Its predecessor won Enthusiast Compact Camera of the Year at the AP Awards 2014, but the new Sony Cyber-shot DSC-RX100 III adds an EVF and a new 24-70mm f/1.8-2.8 lens. Richard Sibley finds out if the best just got better
Sony Cyber-shot DSC-RX100 III review – Build and handling
Apart from the LCD screen now rotating almost 180° and the repositioning of the flash to accommodate the new pop-up EVF, nothing has changed in the layout of the RX100 III from its predecessor. The new lens adds a millimetre or two to the depth of the camera, but otherwise the cameras are almost identical in their dimensions. This is good news for those with an RX100, as the cases from the previous generation will still fit the RX100 III.
Although the buttons on the RX100 III are in the same positions as on previous models, some of them have new functions to take advantage of the new camera’s features. The Function (Fn) button now offers direct connection to the Wi-Fi transfer function when in Playback mode, and the ‘?’ help button is now a custom button, which makes much more sense given the more advanced audience for this camera.
Just above the NFC spot sits the catch to release the pop-up EVF, which then easily slides out horizontally to sit flush with the rear of the camera.

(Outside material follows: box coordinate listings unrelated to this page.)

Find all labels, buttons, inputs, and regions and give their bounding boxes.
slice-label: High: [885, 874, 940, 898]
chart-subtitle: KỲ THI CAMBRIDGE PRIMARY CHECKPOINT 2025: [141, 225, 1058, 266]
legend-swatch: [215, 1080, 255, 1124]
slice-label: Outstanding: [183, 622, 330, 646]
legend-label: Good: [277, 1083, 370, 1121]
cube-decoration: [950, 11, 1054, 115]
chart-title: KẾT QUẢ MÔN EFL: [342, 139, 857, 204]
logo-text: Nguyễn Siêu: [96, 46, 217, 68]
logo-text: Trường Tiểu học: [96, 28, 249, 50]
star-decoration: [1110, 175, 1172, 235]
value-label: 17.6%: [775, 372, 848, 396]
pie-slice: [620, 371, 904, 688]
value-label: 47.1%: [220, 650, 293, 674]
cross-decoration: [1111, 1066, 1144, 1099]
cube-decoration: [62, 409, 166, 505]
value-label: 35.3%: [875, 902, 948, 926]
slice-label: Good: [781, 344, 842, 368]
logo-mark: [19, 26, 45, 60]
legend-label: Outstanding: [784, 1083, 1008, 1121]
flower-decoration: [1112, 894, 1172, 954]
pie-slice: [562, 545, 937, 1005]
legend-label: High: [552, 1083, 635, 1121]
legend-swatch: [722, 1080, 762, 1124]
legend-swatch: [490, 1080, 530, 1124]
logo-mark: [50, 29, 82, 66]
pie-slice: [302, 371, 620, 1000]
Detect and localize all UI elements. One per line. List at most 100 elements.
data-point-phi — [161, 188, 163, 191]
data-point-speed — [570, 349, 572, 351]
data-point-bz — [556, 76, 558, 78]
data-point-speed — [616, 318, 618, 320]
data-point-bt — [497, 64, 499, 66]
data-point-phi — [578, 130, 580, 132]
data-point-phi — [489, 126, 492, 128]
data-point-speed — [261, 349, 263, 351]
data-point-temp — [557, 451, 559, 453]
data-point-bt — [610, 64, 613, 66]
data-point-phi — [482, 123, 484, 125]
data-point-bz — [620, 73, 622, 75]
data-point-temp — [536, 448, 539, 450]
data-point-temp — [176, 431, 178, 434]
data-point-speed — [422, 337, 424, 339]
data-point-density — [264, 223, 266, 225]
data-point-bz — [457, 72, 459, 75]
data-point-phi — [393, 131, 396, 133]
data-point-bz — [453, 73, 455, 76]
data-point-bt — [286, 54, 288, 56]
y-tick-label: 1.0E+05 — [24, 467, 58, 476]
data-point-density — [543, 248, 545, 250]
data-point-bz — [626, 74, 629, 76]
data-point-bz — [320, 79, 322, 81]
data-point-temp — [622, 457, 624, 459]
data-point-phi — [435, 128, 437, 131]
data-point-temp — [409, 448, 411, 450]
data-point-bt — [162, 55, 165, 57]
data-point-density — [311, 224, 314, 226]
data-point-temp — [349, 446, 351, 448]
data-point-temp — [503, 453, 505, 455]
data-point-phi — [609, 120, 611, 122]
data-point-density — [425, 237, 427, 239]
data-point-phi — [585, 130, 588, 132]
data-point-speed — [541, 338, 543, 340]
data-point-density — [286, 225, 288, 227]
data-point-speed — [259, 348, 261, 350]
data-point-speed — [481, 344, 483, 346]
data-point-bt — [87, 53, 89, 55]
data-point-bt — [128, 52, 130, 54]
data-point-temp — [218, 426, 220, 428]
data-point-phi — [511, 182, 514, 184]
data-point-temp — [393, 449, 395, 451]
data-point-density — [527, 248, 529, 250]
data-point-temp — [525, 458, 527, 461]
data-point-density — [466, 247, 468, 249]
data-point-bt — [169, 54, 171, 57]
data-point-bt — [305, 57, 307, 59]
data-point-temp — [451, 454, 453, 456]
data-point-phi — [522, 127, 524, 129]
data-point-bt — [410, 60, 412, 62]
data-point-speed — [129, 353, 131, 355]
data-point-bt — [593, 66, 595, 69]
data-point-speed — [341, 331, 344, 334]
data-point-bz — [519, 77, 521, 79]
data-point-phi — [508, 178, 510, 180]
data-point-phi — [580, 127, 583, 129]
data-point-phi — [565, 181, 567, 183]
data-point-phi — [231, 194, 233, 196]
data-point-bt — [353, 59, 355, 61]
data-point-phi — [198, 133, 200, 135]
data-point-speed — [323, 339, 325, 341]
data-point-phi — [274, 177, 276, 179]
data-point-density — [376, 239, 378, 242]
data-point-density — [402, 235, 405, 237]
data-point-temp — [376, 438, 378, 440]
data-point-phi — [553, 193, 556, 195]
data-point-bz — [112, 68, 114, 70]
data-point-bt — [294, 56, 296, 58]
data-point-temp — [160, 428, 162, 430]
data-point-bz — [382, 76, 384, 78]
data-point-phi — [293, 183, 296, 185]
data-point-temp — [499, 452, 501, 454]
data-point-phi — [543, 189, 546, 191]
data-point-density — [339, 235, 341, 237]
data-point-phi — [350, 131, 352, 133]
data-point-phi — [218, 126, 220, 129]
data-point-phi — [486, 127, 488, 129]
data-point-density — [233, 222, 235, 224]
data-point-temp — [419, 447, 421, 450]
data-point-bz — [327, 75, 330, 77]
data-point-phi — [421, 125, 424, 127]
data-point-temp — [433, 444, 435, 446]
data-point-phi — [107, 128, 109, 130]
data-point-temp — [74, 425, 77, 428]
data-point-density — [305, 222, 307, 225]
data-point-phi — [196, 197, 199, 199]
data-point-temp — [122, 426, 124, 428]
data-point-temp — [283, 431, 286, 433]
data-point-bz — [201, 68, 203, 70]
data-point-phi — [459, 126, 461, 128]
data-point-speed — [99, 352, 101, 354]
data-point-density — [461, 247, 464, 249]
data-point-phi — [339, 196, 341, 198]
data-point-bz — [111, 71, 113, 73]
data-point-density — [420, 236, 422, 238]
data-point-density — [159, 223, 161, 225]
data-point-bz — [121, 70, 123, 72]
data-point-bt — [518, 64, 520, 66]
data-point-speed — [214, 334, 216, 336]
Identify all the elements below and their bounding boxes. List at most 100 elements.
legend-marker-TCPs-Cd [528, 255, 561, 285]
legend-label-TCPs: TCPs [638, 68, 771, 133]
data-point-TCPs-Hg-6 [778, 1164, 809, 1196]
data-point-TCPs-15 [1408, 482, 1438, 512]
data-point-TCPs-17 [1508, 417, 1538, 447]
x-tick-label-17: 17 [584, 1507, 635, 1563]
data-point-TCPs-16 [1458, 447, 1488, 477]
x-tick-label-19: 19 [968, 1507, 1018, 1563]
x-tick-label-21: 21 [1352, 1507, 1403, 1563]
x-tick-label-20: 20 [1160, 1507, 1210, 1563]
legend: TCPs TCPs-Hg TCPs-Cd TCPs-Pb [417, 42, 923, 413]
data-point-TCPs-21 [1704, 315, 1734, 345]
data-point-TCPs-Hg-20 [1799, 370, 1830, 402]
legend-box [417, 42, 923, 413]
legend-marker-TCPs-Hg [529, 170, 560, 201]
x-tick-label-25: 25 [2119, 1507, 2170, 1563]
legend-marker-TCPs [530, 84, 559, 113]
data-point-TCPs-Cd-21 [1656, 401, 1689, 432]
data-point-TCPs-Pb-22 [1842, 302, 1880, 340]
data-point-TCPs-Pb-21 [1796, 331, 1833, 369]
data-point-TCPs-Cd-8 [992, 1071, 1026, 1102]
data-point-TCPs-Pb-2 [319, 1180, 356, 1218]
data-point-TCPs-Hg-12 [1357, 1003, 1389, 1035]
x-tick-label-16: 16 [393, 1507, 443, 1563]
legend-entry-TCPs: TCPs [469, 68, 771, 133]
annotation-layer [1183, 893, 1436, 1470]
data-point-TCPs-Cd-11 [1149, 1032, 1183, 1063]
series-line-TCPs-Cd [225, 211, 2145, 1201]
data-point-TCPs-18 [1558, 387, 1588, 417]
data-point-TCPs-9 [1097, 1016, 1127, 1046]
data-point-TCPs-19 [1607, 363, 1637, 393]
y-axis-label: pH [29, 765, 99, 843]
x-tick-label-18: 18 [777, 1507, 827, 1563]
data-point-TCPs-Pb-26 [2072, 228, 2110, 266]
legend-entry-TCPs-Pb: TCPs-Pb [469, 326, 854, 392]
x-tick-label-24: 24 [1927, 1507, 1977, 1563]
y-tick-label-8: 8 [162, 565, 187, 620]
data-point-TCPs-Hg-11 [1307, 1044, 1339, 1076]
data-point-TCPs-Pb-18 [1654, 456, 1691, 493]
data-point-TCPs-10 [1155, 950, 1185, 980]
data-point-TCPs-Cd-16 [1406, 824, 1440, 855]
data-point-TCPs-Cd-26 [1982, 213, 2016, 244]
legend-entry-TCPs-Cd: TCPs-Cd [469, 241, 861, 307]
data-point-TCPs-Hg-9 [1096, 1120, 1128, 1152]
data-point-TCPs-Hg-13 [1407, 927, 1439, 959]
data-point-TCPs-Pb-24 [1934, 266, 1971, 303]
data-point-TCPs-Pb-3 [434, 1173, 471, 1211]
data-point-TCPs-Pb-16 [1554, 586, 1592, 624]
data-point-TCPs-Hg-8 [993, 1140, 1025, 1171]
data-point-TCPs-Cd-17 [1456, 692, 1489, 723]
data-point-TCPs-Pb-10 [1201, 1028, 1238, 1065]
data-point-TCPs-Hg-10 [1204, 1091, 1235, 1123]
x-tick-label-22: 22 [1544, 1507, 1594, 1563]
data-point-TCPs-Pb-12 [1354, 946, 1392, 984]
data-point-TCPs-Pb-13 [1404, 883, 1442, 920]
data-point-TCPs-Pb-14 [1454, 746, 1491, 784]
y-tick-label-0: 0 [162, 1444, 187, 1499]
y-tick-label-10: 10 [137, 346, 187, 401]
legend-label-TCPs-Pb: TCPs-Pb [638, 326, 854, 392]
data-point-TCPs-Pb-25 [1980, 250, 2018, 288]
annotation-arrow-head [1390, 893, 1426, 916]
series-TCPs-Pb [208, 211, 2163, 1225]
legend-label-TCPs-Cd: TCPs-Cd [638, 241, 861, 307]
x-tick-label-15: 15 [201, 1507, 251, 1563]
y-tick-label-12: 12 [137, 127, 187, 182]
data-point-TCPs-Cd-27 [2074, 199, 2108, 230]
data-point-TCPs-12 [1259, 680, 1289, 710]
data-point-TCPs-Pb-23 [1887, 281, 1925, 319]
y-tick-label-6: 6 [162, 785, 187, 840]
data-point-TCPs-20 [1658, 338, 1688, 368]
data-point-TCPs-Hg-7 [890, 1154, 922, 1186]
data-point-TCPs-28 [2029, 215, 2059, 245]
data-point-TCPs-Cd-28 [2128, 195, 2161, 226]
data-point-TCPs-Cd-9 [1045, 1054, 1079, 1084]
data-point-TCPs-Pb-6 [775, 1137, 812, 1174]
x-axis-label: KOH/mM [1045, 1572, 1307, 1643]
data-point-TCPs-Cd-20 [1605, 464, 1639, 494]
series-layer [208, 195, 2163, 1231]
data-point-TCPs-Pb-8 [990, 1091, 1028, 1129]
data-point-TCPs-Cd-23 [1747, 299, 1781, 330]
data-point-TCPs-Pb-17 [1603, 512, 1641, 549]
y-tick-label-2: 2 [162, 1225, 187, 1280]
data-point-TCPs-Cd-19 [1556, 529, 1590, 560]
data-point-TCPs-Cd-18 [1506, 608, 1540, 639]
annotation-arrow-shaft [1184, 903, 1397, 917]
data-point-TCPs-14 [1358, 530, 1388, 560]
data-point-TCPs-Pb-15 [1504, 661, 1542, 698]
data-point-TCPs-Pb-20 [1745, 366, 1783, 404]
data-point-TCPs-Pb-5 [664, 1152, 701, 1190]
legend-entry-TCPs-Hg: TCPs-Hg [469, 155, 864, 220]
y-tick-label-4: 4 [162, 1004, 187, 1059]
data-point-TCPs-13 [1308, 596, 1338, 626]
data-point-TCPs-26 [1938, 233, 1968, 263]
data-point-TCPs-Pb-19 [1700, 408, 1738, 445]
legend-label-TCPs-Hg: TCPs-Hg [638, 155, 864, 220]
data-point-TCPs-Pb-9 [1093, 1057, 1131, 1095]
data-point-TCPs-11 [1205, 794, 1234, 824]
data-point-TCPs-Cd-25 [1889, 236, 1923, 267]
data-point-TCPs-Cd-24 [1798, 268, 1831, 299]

Overall, the RX100 III handles very well. It is easy to change the exposure settings via the rear control dial, and a quick press of the Fn button by default reveals an on-screen menu for the most common shooting, image and exposure settings. Also, the addition of a second control ring around the lens barrel gives the camera the sort of dual control that we are more accustomed to seeing on a DSLR or CSC. The lens dial can be used to change exposure settings, or it can be set to control the zoom or manual focus of the lens. It is a nice touch that once again will strike a chord with photographers wanting a more manual experience that is akin to using a film camera.
The menu system is relatively straightforward, although it annoys me that the creative style mode is tucked away on the third page of the shooting menu, while ‘control with smartphone’ sits largely unused on the first page, but I can’t complain about the number of different options that are available. While it isn’t quite as quick to adjust settings as it is on a larger compact camera where a larger body can accommodate more buttons and dials, the RX100 III will fit in a trouser pocket – something that not many of its competitors can actually boast.